I try to keep my wits about me, looking for and working towards solutions. Corporate governance is the right field for me because it seems to tackle not the symptoms, where most are focused, but the core issues that create many of the problems of externalized cost and socially constructed systems that have become reified into zombie-like institutions.
In contrast, Erin Ryan plunges forward into nightmares that most of us would rather not enter. I hope she has taken up qigong or some other systematic exercises to fortify the body as she explores the torments that surround. Her three brief tales have something of myth and fairy tale about them. My favorite, The Fulfillment, even involves the “Society for the Preservation of Mythology.”

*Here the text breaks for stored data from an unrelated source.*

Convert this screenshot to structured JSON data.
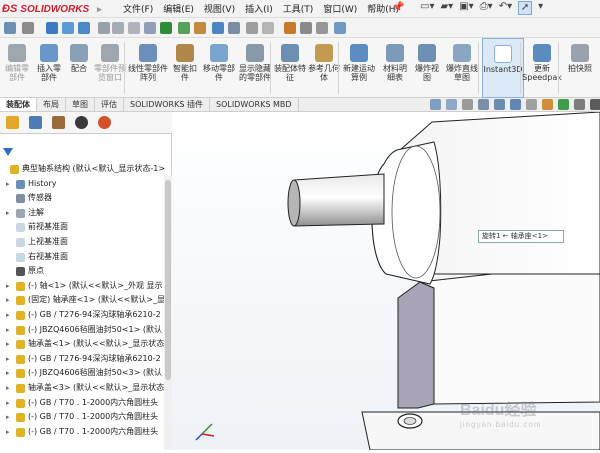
{
  "app": {
    "name": "SOLIDWORKS"
  },
  "menu": [
    "文件(F)",
    "编辑(E)",
    "视图(V)",
    "插入(I)",
    "工具(T)",
    "窗口(W)",
    "帮助(H)"
  ],
  "ribbon": [
    {
      "label": "编辑零部件",
      "dim": true
    },
    {
      "label": "插入零部件",
      "dim": false
    },
    {
      "label": "配合",
      "dim": false
    },
    {
      "label": "零部件预览窗口",
      "dim": true
    },
    {
      "label": "线性零部件阵列",
      "dim": false
    },
    {
      "label": "智能扣件",
      "dim": false
    },
    {
      "label": "移动零部件",
      "dim": false
    },
    {
      "label": "显示隐藏的零部件",
      "dim": false
    },
    {
      "label": "装配体特征",
      "dim": false
    },
    {
      "label": "参考几何体",
      "dim": false
    },
    {
      "label": "新建运动算例",
      "dim": false
    },
    {
      "label": "材料明细表",
      "dim": false
    },
    {
      "label": "爆炸视图",
      "dim": false
    },
    {
      "label": "爆炸直线草图",
      "dim": false
    },
    {
      "label": "Instant3D",
      "dim": false,
      "active": true
    },
    {
      "label": "更新Speedpak",
      "dim": false
    },
    {
      "label": "拍快照",
      "dim": false
    }
  ],
  "tabs": [
    "装配体",
    "布局",
    "草图",
    "评估",
    "SOLIDWORKS 插件",
    "SOLIDWORKS MBD"
  ],
  "tree": [
    {
      "label": "典型轴系结构 (默认<默认_显示状态-1>)",
      "indent": 0,
      "arrow": false,
      "color": "#e0b227"
    },
    {
      "label": "History",
      "indent": 1,
      "arrow": true,
      "color": "#6b8fb8"
    },
    {
      "label": "传感器",
      "indent": 1,
      "arrow": false,
      "color": "#7f8fa0"
    },
    {
      "label": "注解",
      "indent": 1,
      "arrow": true,
      "color": "#9aa7b3"
    },
    {
      "label": "前视基准面",
      "indent": 1,
      "arrow": false,
      "color": "#c9d6e3"
    },
    {
      "label": "上视基准面",
      "indent": 1,
      "arrow": false,
      "color": "#c9d6e3"
    },
    {
      "label": "右视基准面",
      "indent": 1,
      "arrow": false,
      "color": "#c9d6e3"
    },
    {
      "label": "原点",
      "indent": 1,
      "arrow": false,
      "color": "#555555"
    },
    {
      "label": "(-) 轴<1> (默认<<默认>_外观 显示",
      "indent": 1,
      "arrow": true,
      "color": "#e0b227"
    },
    {
      "label": "(固定) 轴承座<1> (默认<<默认>_显",
      "indent": 1,
      "arrow": true,
      "color": "#e0b227"
    },
    {
      "label": "(-) GB / T276-94深沟球轴承6210-2",
      "indent": 1,
      "arrow": true,
      "color": "#e0b227"
    },
    {
      "label": "(-) JBZQ4606毡圈油封50<1> (默认",
      "indent": 1,
      "arrow": true,
      "color": "#e0b227"
    },
    {
      "label": "轴承盖<1> (默认<<默认>_显示状态",
      "indent": 1,
      "arrow": true,
      "color": "#e0b227"
    },
    {
      "label": "(-) GB / T276-94深沟球轴承6210-2",
      "indent": 1,
      "arrow": true,
      "color": "#e0b227"
    },
    {
      "label": "(-) JBZQ4606毡圈油封50<3> (默认",
      "indent": 1,
      "arrow": true,
      "color": "#e0b227"
    },
    {
      "label": "轴承盖<3> (默认<<默认>_显示状态",
      "indent": 1,
      "arrow": true,
      "color": "#e0b227"
    },
    {
      "label": "(-) GB / T70 . 1-2000内六角圆柱头",
      "indent": 1,
      "arrow": true,
      "color": "#e0b227"
    },
    {
      "label": "(-) GB / T70 . 1-2000内六角圆柱头",
      "indent": 1,
      "arrow": true,
      "color": "#e0b227"
    },
    {
      "label": "(-) GB / T70 . 1-2000内六角圆柱头",
      "indent": 1,
      "arrow": true,
      "color": "#e0b227"
    }
  ],
  "tooltip": "旋转1 ← 轴承座<1>",
  "watermark": {
    "main": "Baidu经验",
    "sub": "jingyan.baidu.com"
  },
  "colors": {
    "brand": "#d51d2b",
    "selection": "#cfe2f7",
    "part_face": "#f5f5f5",
    "part_shadow": "#a9a3b7"
  }
}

The Barrier reminds me of Marianne’s Hirsch’s The Generation of Postmemory. Hirsch is concerned with the trans-generational transmission of traumatic knowledge of the Holocaust, so that hinge generations feel the events of their parents and grandparents as their own. Ryan’s stories are more about one generation passing on to the next their fear of a future apocalypse.
The Barrier also reminds me a little of Emily Dickinson’s The Inner World, which could be interpreted as being overwhelmed by the irrationality of the unconscious or more simply as being buried alive. Like the unfinished ending of Dickinson’s poem, Ryan’s short stories also leave us wondering and perhaps gasping for air.